鈴木英之氏【波乱展開も一服、9月相場で視界は変わるか】(1) <相場観特集>

特集
2019年9月2日 18時30分

―逆風材料多いなか、反転に向けた強気のシナリオを探る―

名実ともに9月相場入りとなった2日の東京株式市場は売り先行の地合いとなり、日経平均株価は反落を余儀なくされた。米中摩擦に対する懸念がくすぶるなか、なかなか強気には傾きにくい地合いにもみえるが、実際はどうか。8月相場は夏枯れというよりは波乱含みの調整を強いられた東京市場だが、秋相場に向け強気のシナリオはあるのか。ここからの相場展望について先読みに定評のある市場関係者に意見を聞いた。

●「消費増税視野に上値重い、5Gや高配当利回り銘柄に注目」

鈴木英之氏(SBI証券 投資調査部長)

9月相場は横ばい基調が続きそうだ。米中貿易協議に左右され、先行きには不透明感が強い。また、10月からの消費増税の影響もみえにくく積極的には買い上がりにくい展開が続きそうだ。

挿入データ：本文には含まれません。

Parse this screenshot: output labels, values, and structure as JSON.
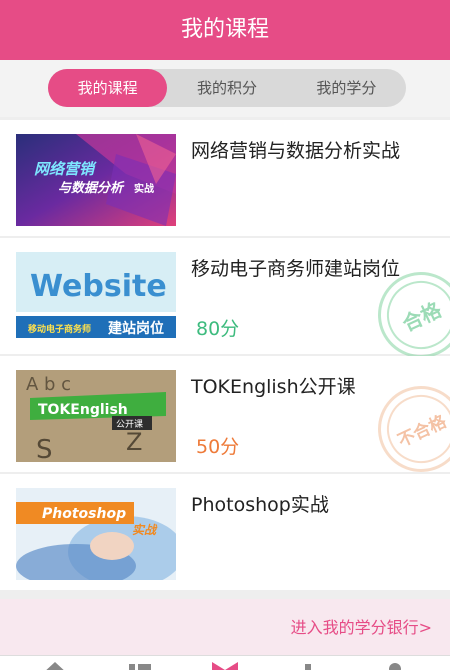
{
  "header": {
    "title": "我的课程"
  },
  "tabs": [
    "我的课程",
    "我的积分",
    "我的学分"
  ],
  "courses": [
    {
      "title": "网络营销与数据分析实战",
      "thumb_text_1": "网络营销",
      "thumb_text_2": "与数据分析",
      "thumb_text_3": "实战"
    },
    {
      "title": "移动电子商务师建站岗位",
      "score": "80分",
      "stamp": "合格",
      "thumb_text_1": "Website",
      "thumb_text_2": "移动电子商务师",
      "thumb_text_3": "建站岗位"
    },
    {
      "title": "TOKEnglish公开课",
      "score": "50分",
      "stamp": "不合格",
      "thumb_text_1": "TOKEnglish",
      "thumb_text_2": "公开课"
    },
    {
      "title": "Photoshop实战",
      "thumb_text_1": "Photoshop",
      "thumb_text_2": "实战"
    }
  ],
  "bank_link": "进入我的学分银行>",
  "colors": {
    "primary": "#e64c86",
    "pass": "#3dbb7e",
    "fail": "#ee7b3a"
  },
  "tab_icons": [
    "home-icon",
    "list-icon",
    "bookmark-icon",
    "money-icon",
    "user-icon"
  ]
}
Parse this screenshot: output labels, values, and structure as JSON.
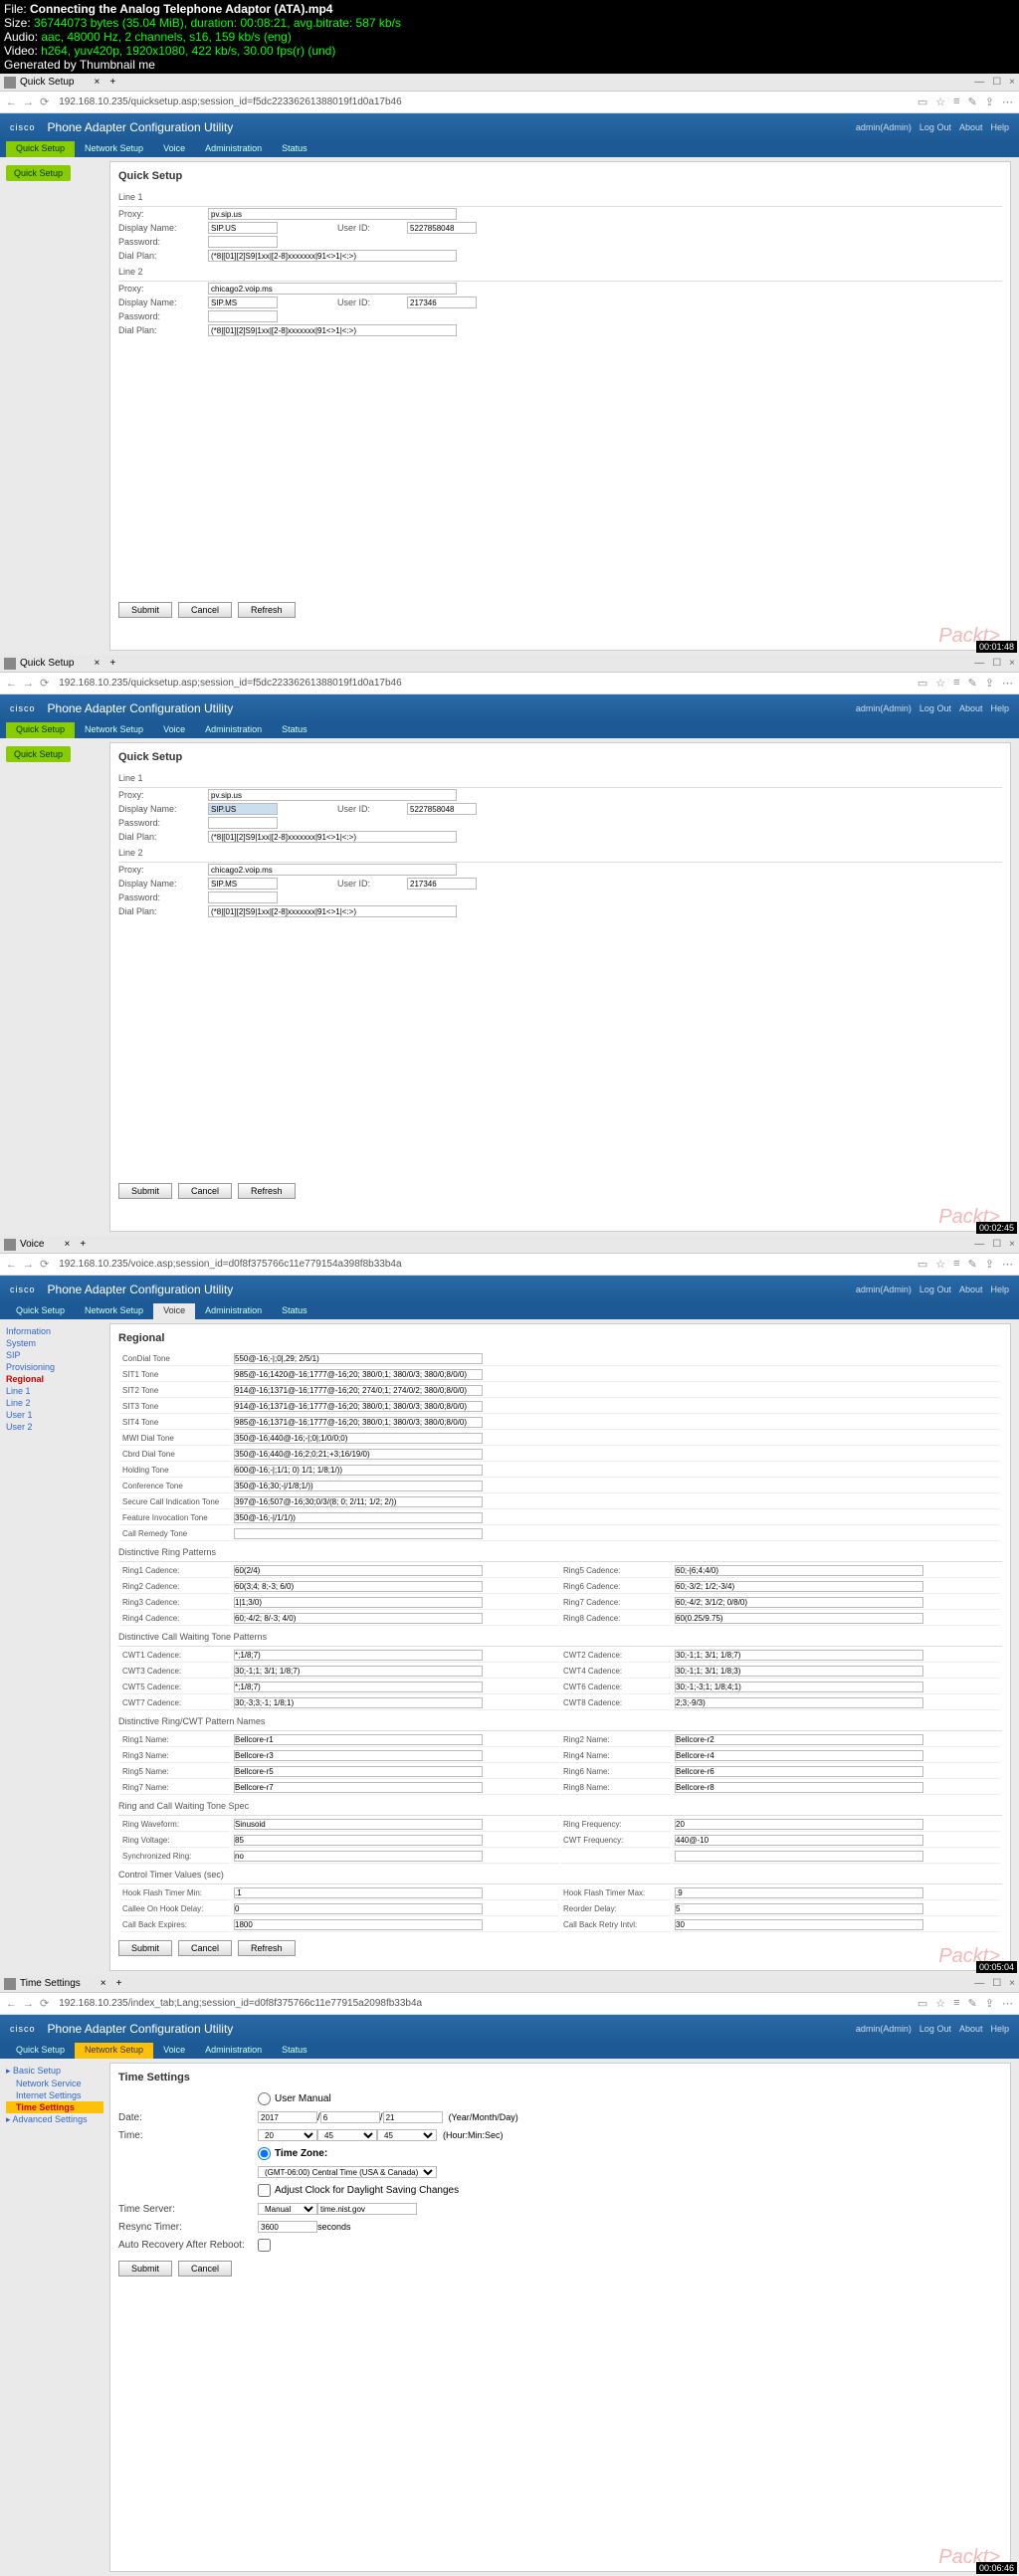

日経平均のレンジは2万~2万1000円前後を予想する。

今月は欧州中央銀行(ECB)理事会や米連邦公開市場委員会(FOMC)が開催され、ここで利下げを行う可能性がある。しかし、日本銀行には打つ手が限られるというのが実情だ。米連邦準備制度理事会(FRB)は今後2~3回の利下げを行うとも予想されており、状況次第では1ドル=100~105円への円高が進む可能性もある。ただ、日経平均はPBR1倍となる2万100円前後が下値のメドとなっている。海外要因などで日経平均が1倍を割り込む場面があっても、そこでは買いが流入するとみている。

そんななか、個別銘柄ではアンリツ <6754> やNEC <6701> 、富士通 <6702> などのような「5G」関連株には投資妙味がありそうだ。

また、9月は中間配当にも絡み「高配当利回り」銘柄が注目できるだろう。金利が低下基調にあるなか、高配当利回り銘柄への相対的な魅力は増している。例えば、配当利回りが4%以上ある複数の銘柄をバスケット買いしても面白いと思う。

(聞き手・岡里英幸)

<プロフィール>(すずき・ひでゆき)

早稲田大学卒。リテール営業、調査部、株式部等を経て、SBI証券投資調査部長に。モーニングスター株式会社(投資調査部ゼネラル・マネジャー)へ転籍を経て2009年5月より現職。ラジオ日経、ストックボイス等で相場解説を行っている。